Les combats pour la paix religieuse et sociale ont été peu rappelés aux générations d’après-guerre. Le principe de laïcité, considéré comme un acquis incontesté, se trouva mal défendu lorsqu’il fut remis en cause dans les années 1980 autour du débat sur la visibilité d’un islam radical prosélyte. La prise de pouvoir politico-spirituel sur la jeunesse française de culture musulmane en situation de relégation sociale et économique dans des quartiers abandonnés par les pouvoirs publics complétée par la volonté d’une mainmise sur le corps de la « femme musulmane » au mépris de ses droits de citoyenne ont fait l’objet d’une réponse politique qui n’a pas tout de suite été appropriée. Au milieu des années 1980, quand ces phénomènes vont émerger, on pensait qu’ils seraient rapidement défaits, à l’instar de la réaction catholique quelques décennies plus tôt.

 

Le principe de laïcité va au-delà de la sécularisation de l’espace publique, il induit une profonde relativisation sociopolitique du fait religieux. Il s’agit là d’un bouleversement philosophique auquel aucune religion ne consent. IL faut donc bien expliquer comment la France a structuré ce bouleversement et l’a imposé à l’Église en 1790 puis 1905. On peut aussi de quelle façon Napoléon 1er l’impose aux juifs français lors de l’Assemblée des notables de 1807 puis du

Grand Sanhédrin de 1808. L’islam, nouvelle communauté religieuse entrée dans la communauté nationale au milieu des Trente Glorieuses, n’hérite pas de cette même histoire.
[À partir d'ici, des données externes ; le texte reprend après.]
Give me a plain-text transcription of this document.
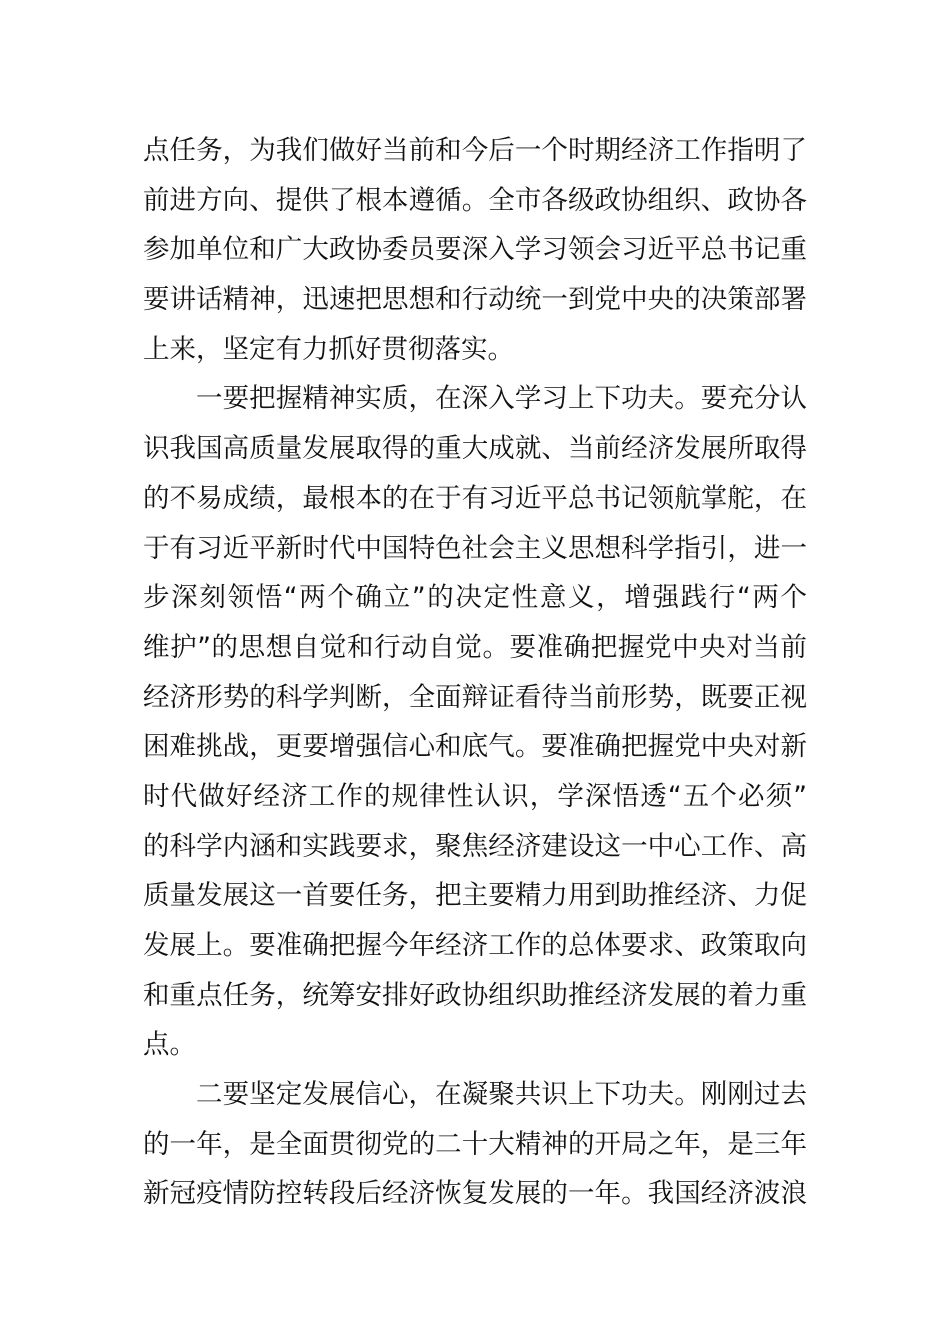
点任务，为我们做好当前和今后一个时期经济工作指明了
前进方向、提供了根本遵循。全市各级政协组织、政协各
参加单位和广大政协委员要深入学习领会习近平总书记重
要讲话精神，迅速把思想和行动统一到党中央的决策部署
上来，坚定有力抓好贯彻落实。
一要把握精神实质，在深入学习上下功夫。要充分认
识我国高质量发展取得的重大成就、当前经济发展所取得
的不易成绩，最根本的在于有习近平总书记领航掌舵，在
于有习近平新时代中国特色社会主义思想科学指引，进一
步深刻领悟“两个确立”的决定性意义，增强践行“两个
维护”的思想自觉和行动自觉。要准确把握党中央对当前
经济形势的科学判断，全面辩证看待当前形势，既要正视
困难挑战，更要增强信心和底气。要准确把握党中央对新
时代做好经济工作的规律性认识，学深悟透“五个必须”
的科学内涵和实践要求，聚焦经济建设这一中心工作、高
质量发展这一首要任务，把主要精力用到助推经济、力促
发展上。要准确把握今年经济工作的总体要求、政策取向
和重点任务，统筹安排好政协组织助推经济发展的着力重
点。
二要坚定发展信心，在凝聚共识上下功夫。刚刚过去
的一年，是全面贯彻党的二十大精神的开局之年，是三年
新冠疫情防控转段后经济恢复发展的一年。我国经济波浪
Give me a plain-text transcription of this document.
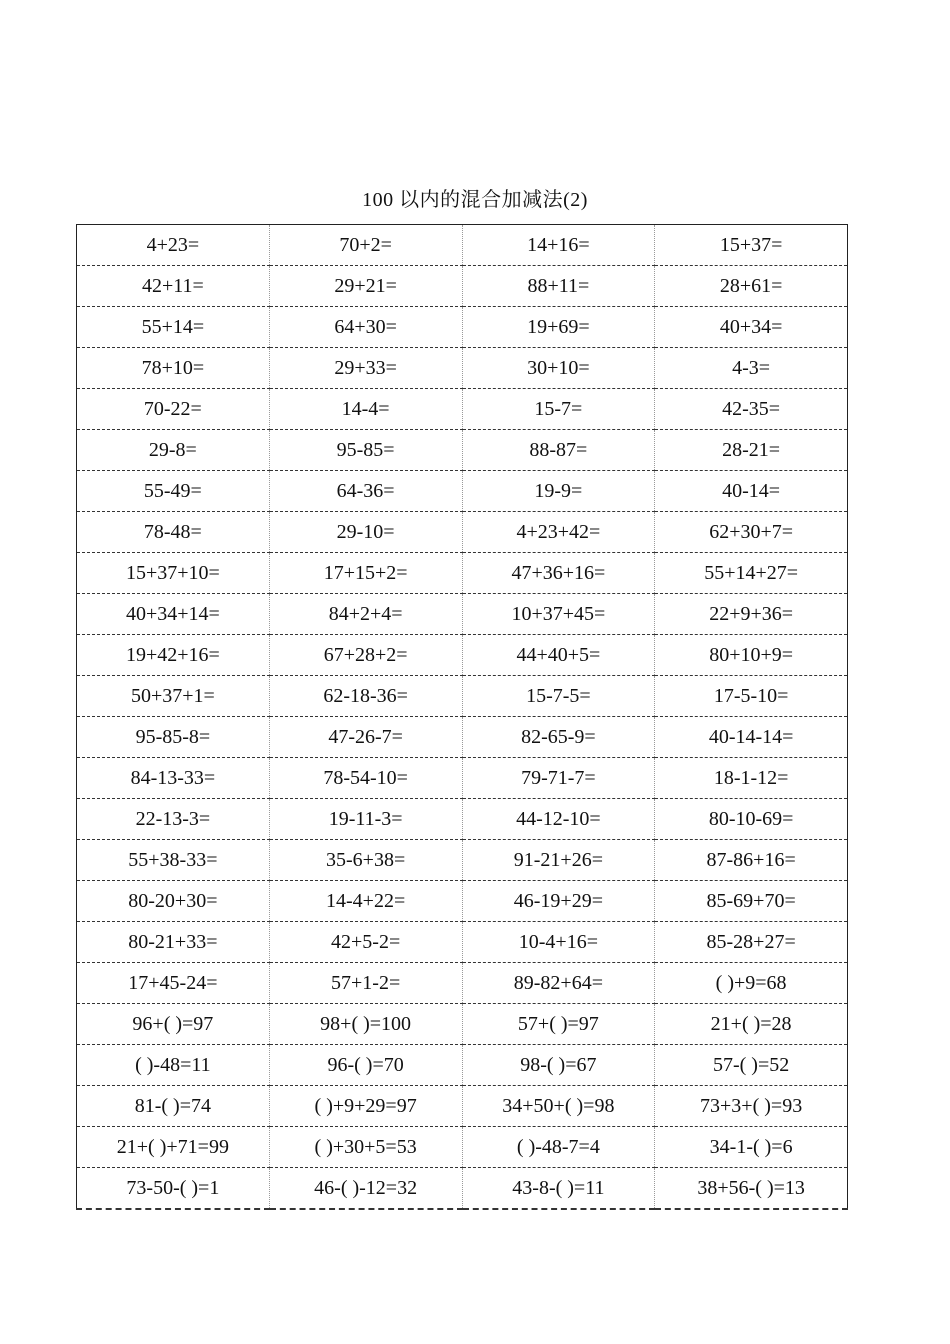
100 以内的混合加减法(2)
4+23=	70+2=	14+16=	15+37=
42+11=	29+21=	88+11=	28+61=
55+14=	64+30=	19+69=	40+34=
78+10=	29+33=	30+10=	4-3=
70-22=	14-4=	15-7=	42-35=
29-8=	95-85=	88-87=	28-21=
55-49=	64-36=	19-9=	40-14=
78-48=	29-10=	4+23+42=	62+30+7=
15+37+10=	17+15+2=	47+36+16=	55+14+27=
40+34+14=	84+2+4=	10+37+45=	22+9+36=
19+42+16=	67+28+2=	44+40+5=	80+10+9=
50+37+1=	62-18-36=	15-7-5=	17-5-10=
95-85-8=	47-26-7=	82-65-9=	40-14-14=
84-13-33=	78-54-10=	79-71-7=	18-1-12=
22-13-3=	19-11-3=	44-12-10=	80-10-69=
55+38-33=	35-6+38=	91-21+26=	87-86+16=
80-20+30=	14-4+22=	46-19+29=	85-69+70=
80-21+33=	42+5-2=	10-4+16=	85-28+27=
17+45-24=	57+1-2=	89-82+64=	( )+9=68
96+( )=97	98+( )=100	57+( )=97	21+( )=28
( )-48=11	96-( )=70	98-( )=67	57-( )=52
81-( )=74	( )+9+29=97	34+50+( )=98	73+3+( )=93
21+( )+71=99	( )+30+5=53	( )-48-7=4	34-1-( )=6
73-50-( )=1	46-( )-12=32	43-8-( )=11	38+56-( )=13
Les populations migrantes de culture musulmane des années 1950-1970 sont majoritairement d’origine africaine et en particulier maghrébine, le lien historique avec la France ramène à la période coloniale. De plus, jusqu’à la fin des années 1970, la classe politique française considère que leur présence en France n’est que temporaire et qu’après avoir travaillé, ils retourneront dans leur pays d’origine.

 

Au fil du temps, la législation évolua favorisant logiquement le regroupement des familles de migrants. Les pouvoirs publics continuèrent pourtant à mal évaluer la nécessité d’une véritable politique d’intégration. On peut en trouver une illustration dans la poursuite au sein même des écoles publiques des enseignements de langue et culture d’origine (ELCO) dispensés par des enseignants souvent envoyés des pays d’origine sur lesquels ils étaient difficile de porter une évaluation. Crée en 1925, c’est une réglementation datant de 1939 qui en fixe toujours le fonctionnement (en dehors du temps scolaire, dans les locaux scolaires, des cours de langue, d’histoire et géographie du pays d’origine).

 

La laïcité est un principe mettant en oeuvre un ensemble de règles organisant la vie publique. Ces règles communes à tous incarnent les principes républicains d’égalité et de liberté en régulant les tensions identitaires et communautaires dans une société démocratique reposant sur le respect du pluralisme.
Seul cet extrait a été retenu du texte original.